The answer lies in a just transition. A shift to fair wages regardless of output. A pivot toward circular business models - repair, resale, rental. And it’s happening: the global secondhand market is expected to double by 2027 (ThredUp, 2023). Repair cafés and mending workshops are blossoming worldwide, from Melbourne to Montreal. Consumers are proving willing to embrace slower, intentional dressing - if the infrastructure supports it.
Dressing for a Future That Fits
So, now that you’re more familiar with degrowth than you were ten minutes ago, here’s a question to sit with: What does your closet say about you? Is it a testament to intention, stories, and care - or a shrine to convenience, impulse, and excess?
Think beyond your personal style. Imagine the global footprint stitched into every piece: the water wasted, the toxic dyes spilled, the workers unseen but bearing the weight of mass production.
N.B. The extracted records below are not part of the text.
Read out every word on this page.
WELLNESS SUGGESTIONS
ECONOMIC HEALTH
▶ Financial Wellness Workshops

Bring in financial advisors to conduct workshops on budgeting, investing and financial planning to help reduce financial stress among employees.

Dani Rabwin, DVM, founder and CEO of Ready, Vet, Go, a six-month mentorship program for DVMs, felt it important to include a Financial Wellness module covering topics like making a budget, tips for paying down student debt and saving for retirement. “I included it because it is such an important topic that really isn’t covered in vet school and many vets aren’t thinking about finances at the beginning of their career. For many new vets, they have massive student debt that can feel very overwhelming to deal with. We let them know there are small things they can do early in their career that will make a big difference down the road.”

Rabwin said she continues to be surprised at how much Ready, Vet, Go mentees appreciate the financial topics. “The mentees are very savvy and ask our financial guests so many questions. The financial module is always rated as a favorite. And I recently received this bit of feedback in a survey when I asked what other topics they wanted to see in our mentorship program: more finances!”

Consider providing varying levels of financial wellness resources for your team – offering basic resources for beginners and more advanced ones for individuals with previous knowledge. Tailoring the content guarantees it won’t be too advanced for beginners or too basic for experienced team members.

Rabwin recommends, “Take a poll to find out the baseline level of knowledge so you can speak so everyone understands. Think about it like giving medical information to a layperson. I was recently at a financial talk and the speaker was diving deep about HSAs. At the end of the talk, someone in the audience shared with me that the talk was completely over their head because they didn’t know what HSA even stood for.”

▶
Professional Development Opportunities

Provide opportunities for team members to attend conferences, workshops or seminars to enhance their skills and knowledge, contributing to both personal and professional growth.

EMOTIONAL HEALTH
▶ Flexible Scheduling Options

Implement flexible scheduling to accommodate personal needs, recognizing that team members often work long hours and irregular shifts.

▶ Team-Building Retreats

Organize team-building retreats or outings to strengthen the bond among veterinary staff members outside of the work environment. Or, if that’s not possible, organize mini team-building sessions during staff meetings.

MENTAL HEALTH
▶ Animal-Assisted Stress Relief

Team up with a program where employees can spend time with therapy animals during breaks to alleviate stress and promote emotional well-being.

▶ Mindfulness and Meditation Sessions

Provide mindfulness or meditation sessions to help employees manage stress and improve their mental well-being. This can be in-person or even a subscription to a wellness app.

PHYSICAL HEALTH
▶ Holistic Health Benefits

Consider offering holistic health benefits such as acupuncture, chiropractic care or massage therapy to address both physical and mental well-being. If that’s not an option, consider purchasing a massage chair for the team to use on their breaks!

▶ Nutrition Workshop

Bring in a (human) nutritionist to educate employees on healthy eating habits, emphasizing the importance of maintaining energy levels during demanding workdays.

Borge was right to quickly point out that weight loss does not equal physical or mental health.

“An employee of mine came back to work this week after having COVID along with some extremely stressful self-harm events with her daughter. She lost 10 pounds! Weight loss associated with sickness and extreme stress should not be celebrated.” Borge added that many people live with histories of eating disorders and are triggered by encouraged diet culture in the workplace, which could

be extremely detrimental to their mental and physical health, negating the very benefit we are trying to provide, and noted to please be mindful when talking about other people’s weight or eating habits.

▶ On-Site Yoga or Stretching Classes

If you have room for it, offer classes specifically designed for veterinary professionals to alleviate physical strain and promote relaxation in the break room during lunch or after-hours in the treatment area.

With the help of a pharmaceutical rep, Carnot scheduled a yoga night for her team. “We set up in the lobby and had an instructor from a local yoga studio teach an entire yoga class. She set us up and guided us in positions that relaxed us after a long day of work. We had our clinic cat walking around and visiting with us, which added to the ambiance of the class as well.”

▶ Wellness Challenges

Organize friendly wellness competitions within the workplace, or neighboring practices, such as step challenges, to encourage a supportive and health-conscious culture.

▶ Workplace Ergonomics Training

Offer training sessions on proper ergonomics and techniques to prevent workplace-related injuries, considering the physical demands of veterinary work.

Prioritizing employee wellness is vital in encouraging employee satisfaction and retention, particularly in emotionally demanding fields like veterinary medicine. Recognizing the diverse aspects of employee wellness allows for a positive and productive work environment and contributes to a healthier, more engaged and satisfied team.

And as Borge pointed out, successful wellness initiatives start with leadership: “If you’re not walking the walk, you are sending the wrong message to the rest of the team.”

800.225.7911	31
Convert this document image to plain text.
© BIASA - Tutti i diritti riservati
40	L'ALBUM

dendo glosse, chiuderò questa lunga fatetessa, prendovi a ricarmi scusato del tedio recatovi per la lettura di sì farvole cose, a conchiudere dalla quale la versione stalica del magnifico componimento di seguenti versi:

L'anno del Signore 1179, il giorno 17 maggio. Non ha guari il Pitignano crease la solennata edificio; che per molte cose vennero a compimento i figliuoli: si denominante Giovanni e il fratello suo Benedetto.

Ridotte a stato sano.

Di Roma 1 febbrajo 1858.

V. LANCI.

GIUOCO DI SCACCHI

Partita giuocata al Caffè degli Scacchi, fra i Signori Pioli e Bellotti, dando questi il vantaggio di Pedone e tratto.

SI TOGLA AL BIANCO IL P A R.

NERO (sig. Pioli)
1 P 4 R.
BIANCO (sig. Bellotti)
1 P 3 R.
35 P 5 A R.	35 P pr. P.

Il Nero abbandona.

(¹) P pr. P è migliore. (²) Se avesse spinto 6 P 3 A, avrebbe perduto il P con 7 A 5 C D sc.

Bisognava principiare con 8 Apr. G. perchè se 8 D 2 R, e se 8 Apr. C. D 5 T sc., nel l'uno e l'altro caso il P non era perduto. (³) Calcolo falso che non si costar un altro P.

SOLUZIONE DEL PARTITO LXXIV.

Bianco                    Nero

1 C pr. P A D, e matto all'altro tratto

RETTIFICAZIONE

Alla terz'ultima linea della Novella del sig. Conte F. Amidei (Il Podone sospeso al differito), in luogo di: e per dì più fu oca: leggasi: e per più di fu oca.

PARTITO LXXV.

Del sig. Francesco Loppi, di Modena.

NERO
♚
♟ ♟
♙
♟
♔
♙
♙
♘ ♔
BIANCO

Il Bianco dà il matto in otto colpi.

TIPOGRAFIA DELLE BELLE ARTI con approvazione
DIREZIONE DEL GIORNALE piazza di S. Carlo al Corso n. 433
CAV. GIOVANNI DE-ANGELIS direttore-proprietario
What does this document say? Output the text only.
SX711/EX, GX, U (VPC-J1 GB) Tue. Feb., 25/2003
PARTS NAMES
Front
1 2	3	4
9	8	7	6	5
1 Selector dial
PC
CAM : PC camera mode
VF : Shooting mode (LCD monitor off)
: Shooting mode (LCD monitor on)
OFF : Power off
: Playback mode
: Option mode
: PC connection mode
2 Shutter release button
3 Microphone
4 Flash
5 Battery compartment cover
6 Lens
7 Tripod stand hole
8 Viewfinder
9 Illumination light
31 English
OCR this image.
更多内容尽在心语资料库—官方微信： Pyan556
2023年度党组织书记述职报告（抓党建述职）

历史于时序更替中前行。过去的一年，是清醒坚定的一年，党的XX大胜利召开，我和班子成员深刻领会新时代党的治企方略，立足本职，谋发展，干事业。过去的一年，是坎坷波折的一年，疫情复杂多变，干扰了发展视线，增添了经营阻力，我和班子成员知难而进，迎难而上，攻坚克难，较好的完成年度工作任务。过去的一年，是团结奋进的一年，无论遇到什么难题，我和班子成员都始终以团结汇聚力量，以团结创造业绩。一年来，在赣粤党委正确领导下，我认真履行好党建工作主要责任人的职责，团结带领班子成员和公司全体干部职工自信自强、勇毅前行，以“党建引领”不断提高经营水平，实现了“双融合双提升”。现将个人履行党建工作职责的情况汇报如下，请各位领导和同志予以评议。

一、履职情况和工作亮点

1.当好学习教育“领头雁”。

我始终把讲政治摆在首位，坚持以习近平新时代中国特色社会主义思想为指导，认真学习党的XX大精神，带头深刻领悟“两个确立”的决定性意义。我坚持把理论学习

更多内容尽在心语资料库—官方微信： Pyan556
Your closet isn’t just personal - it’s a nexus where culture, environment, and economy collide.
Degrowth challenges us to rewrite this story - to slow the cycle and cherish what we already have. It asks us to consider not just what we wear, but how we wear it.
Ergo, before you next click “add to cart,” pause. Ask yourself: Am I feeding an endless machine or crafting a wardrobe that could be a cultural artefact
Because every garment is a choice - to contribute to a legacy worth remembering, or just more noise in the landfill of history.
The future of fashion isn’t in more. It’s in less - but better.